Apache Spark is a fast, scalable data processing engine for big data analytics. In some cases, it can be 100x faster than Hadoop. Ease of use is one of the primary benefits, and Spark lets you write queries in Java, Scala, Python, R, SQL, and now .NET. The execution engine doesn’t care which language you write in, so you can use a mixture of languages or SQL to query data sets.
The goal of .NET for Apache Spark is to make Spark accessible from C# or F#. You can bring Spark functionality into your apps using the skills you already have.
The .NET implementation provides a full set of API’s that mirror the actual Spark API so that, excluding a few areas still under development, the complete set of Spark functionality is available from .NET.
Setting up Apache Spark on Windows
The .NET implementation still uses the Java VM, and so it isn’t a separate implementation of Spark that replaces Spark but sits on top of the Java runtime and interacts with it. You still need to have Java installed.
Spark is written in Scala and runs on a Java virtual machine so it can run on any platform including Windows. However, Windows does not have production support. The current version of Java that it supports is 1.8 (version 8).
Oracle has recently changed the way that they support their JDK in that you need to pay a license fee to run it in production. Oracle also released a version called OpenJDK that doesn’t have a license fee to pay when running in production. Spark can only run on Java 8 today and to run in a development environment doesn’t cost anything so you can use the Oracle JRE 8 for this article, if you will be using Spark in production then it is something you should investigate.
.NET for Apache Spark was released in April 2019 and is available as a download on NuGet, or you can build and run the source from GitHub.
Install a Java 8 Runtime
You can download the JRE from the Oracle site. You will need to create a free Oracle account to download.
I would strongly suggest getting the 64 bit JRE because the 32-bit version is going to be very limited for Spark. The specific download is jre-8u212-windows-x64.exe, although this will change when there are any more releases.
Install Java, my installation of Java was in C:\Program Files\Java\jre1.8.0_212 but take note of where your version is because you will need it later.
Download and Extract a Version of Spark
You can download Spark here. There are currently two versions of Spark that you can download, 2.3 or 2.4. The current .NET implementation supports both versions, but you do need to know which version you will be using. I would suggest downloading 2.4 at this point. The README for .NET spark shows which versions of Spark are supported, currently any 2.3.* version is supported or and of 2.4.0, 2.4.1, 2.4.3 but note that 2.4.2 is not supported so stay clear of that version.
At the time of this writing, the version of Spark supported by the current Microsoft.Spark is this version.
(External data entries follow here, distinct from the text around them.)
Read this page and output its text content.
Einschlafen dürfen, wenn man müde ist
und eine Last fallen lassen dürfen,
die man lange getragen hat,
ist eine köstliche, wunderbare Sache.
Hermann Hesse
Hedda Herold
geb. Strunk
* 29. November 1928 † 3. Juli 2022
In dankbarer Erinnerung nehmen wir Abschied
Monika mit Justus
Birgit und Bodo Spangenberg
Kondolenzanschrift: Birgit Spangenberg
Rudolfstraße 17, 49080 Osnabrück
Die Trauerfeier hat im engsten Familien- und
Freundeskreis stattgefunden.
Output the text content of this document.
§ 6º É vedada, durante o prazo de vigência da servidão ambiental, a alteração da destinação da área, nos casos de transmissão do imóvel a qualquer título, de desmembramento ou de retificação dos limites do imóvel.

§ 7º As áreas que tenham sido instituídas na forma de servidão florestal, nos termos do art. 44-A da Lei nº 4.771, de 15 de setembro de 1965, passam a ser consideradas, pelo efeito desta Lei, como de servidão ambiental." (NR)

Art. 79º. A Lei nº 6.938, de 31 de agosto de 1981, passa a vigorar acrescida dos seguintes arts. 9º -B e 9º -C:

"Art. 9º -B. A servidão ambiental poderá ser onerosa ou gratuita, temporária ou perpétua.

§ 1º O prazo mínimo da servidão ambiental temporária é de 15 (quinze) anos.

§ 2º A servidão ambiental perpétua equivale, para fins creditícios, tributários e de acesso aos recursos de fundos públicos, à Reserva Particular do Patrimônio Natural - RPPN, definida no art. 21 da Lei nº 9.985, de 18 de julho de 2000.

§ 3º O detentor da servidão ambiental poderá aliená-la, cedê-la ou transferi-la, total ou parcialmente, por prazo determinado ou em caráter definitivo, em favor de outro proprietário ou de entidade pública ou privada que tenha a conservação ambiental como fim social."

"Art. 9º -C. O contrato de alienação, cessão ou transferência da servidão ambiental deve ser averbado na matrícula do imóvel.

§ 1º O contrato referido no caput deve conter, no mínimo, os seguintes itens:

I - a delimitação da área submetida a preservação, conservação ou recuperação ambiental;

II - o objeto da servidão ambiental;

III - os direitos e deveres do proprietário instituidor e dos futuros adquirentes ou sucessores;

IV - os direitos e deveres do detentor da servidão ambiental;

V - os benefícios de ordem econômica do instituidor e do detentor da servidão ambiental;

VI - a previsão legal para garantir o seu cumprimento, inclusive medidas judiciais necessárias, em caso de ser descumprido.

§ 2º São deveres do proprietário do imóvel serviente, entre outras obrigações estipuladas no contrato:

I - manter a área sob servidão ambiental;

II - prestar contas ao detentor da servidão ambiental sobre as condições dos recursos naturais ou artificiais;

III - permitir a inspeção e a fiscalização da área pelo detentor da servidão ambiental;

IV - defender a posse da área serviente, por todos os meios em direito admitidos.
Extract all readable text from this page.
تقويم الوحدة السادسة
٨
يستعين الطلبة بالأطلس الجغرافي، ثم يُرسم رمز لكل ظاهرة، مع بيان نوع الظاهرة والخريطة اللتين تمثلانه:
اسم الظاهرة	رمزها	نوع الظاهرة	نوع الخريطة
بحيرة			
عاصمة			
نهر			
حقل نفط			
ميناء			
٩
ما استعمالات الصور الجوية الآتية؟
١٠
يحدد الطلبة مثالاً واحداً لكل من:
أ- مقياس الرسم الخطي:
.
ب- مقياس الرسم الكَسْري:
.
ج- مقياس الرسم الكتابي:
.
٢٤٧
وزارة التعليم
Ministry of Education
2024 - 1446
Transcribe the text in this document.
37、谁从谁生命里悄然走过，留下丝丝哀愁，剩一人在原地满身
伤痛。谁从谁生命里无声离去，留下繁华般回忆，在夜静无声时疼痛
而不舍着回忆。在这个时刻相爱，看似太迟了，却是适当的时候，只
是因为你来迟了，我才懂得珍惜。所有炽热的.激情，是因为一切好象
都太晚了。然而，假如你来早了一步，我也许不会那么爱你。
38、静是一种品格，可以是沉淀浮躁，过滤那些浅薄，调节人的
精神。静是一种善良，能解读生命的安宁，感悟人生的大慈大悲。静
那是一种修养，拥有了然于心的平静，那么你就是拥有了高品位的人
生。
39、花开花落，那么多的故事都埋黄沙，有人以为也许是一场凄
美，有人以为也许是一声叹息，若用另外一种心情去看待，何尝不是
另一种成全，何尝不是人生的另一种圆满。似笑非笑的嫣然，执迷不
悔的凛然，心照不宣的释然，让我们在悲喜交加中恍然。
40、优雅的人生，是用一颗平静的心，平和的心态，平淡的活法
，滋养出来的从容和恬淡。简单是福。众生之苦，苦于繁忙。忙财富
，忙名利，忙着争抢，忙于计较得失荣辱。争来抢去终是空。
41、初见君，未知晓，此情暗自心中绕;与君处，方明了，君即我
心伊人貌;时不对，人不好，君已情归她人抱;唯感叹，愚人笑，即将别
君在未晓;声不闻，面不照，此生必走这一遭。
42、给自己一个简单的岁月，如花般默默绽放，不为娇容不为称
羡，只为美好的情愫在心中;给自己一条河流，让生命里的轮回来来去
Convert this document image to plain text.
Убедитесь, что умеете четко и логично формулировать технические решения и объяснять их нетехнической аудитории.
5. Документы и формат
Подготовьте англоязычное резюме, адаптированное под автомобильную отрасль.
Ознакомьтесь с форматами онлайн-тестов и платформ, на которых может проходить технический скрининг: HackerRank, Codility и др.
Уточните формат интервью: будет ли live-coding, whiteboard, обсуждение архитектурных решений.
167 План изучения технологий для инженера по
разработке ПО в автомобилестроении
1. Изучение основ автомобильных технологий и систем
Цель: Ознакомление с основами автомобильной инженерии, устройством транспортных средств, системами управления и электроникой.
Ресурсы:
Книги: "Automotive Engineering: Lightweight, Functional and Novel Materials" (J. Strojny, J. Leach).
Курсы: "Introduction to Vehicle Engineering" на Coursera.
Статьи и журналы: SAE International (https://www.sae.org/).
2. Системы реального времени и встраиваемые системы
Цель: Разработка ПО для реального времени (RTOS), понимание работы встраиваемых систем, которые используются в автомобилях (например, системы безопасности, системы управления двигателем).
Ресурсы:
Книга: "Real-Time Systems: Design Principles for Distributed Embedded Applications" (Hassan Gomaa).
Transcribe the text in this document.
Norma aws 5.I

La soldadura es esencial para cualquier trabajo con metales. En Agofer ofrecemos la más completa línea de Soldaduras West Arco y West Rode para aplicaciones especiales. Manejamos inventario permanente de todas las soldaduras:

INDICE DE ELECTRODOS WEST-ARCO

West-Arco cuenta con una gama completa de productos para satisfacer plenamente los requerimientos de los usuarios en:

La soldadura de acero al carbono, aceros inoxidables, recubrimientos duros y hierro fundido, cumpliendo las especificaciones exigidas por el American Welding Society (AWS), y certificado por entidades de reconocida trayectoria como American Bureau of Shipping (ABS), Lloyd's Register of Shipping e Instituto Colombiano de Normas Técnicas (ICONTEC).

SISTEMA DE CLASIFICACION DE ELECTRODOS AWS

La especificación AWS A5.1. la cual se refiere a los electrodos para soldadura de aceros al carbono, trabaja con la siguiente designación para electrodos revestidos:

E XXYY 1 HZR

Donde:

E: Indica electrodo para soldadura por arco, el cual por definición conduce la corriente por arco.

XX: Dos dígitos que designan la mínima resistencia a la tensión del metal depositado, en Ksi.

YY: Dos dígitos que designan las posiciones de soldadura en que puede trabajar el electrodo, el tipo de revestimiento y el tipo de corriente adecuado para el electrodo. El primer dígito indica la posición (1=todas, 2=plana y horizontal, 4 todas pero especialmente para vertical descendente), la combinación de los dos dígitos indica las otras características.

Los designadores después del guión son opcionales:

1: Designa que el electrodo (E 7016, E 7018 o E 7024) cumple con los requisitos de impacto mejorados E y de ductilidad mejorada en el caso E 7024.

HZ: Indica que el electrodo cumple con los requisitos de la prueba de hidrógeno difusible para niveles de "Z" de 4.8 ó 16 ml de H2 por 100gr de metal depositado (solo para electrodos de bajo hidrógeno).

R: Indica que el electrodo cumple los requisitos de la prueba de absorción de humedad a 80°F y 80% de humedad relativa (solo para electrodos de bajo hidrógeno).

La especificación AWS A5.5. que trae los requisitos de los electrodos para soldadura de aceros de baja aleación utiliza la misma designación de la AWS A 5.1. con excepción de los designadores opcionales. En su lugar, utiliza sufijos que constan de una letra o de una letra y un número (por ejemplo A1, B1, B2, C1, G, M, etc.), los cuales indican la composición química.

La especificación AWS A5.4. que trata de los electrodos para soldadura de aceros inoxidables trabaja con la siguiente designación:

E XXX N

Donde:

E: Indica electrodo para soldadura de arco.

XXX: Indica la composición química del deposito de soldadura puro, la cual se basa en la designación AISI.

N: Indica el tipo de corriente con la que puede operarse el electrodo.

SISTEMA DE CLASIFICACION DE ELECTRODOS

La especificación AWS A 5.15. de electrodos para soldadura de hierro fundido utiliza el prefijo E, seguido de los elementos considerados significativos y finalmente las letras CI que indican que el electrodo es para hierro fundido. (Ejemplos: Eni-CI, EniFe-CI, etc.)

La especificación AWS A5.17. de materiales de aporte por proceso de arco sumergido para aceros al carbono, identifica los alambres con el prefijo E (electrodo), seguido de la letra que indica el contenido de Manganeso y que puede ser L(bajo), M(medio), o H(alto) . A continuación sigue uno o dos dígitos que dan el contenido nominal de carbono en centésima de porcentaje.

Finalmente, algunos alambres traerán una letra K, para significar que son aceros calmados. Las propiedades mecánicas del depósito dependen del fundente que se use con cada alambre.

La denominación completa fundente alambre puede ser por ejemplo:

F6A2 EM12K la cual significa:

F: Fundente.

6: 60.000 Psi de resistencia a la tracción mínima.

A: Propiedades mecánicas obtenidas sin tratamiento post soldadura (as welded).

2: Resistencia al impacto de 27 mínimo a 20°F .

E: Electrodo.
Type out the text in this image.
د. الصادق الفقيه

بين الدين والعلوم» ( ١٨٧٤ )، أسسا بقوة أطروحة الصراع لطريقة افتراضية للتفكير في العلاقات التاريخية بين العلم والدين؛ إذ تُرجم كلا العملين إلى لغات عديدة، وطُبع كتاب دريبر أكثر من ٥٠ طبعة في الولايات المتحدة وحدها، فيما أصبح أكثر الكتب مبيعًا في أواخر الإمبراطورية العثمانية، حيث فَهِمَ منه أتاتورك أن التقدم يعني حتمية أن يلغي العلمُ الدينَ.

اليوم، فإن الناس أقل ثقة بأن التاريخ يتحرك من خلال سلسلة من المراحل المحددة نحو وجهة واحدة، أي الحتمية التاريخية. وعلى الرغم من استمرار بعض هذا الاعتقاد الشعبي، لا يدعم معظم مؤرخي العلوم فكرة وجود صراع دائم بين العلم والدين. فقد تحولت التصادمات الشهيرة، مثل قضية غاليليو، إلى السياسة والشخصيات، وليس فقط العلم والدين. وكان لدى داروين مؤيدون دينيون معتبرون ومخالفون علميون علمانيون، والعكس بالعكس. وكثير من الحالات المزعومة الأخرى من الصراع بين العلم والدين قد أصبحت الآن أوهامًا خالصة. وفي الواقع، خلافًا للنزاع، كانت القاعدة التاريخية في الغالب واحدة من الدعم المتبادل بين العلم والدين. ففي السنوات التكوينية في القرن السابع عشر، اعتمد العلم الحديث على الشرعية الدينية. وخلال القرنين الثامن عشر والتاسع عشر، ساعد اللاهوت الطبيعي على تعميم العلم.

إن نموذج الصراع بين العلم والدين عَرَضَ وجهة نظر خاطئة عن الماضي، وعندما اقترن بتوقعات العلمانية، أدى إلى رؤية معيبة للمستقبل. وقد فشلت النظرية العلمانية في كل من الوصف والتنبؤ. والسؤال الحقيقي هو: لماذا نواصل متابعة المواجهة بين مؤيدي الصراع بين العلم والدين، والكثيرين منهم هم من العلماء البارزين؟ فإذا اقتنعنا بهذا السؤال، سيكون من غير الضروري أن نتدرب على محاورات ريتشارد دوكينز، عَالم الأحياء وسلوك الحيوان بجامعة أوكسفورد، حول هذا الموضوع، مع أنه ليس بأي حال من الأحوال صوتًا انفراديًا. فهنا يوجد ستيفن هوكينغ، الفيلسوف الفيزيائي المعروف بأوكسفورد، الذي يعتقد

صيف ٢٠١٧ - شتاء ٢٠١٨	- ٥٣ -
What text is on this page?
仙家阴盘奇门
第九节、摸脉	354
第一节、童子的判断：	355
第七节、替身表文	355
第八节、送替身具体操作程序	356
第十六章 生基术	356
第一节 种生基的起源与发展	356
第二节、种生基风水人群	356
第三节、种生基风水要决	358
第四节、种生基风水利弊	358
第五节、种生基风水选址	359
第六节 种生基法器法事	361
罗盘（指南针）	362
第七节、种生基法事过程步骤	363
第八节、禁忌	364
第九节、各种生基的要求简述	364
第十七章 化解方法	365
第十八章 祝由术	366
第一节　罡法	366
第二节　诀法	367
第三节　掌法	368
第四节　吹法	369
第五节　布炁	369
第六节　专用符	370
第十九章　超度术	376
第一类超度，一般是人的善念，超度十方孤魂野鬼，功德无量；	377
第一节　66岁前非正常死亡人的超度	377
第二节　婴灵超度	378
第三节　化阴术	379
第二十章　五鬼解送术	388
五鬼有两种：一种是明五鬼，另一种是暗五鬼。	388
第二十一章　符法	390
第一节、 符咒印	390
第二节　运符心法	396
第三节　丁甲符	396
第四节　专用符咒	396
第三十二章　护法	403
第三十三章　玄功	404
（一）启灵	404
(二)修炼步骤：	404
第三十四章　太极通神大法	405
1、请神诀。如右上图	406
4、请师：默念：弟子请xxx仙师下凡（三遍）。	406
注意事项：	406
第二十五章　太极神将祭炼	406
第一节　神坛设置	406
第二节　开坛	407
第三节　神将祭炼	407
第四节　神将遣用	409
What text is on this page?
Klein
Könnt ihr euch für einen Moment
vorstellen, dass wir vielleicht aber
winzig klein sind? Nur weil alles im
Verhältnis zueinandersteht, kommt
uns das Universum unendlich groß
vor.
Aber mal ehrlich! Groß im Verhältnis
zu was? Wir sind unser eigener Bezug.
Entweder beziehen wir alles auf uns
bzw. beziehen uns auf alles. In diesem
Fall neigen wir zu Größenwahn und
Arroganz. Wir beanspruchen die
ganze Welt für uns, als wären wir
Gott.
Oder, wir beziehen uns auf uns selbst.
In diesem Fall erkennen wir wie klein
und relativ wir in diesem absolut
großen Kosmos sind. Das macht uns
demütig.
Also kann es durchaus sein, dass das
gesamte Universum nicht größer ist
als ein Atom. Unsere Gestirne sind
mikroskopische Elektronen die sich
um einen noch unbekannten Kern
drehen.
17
Once you have chosen the Spark version, you can select the package type, unless you want to compile Spark from source or use your own Hadoop implementation, then select the Pre-built for Apache Hadoop 2.7 and later and then download the tgz. Today, that is spark-2.4.3-bin-hadoop2.7.tgz.
Once it has downloaded, use 7-zip to extract the folder to a known location, c:\spark-2.4.3-bin-hadoop2.7, for example. Again, take note of where you extracted the Spark folder. My Spark folder looks like:
If you have something that looks like this, then you should be in good shape.
Download the Hadoop winutils.exe.
The last step is to download winutils, which is a helper for Hadoop on windows. You can download it from GitHub.
When you have downloaded winutils.exe, you need to put it in a folder called bin inside another folder. I use c:\Hadoop\bin, but as long as winutils.exe is in a folder called bin, you can put it anywhere.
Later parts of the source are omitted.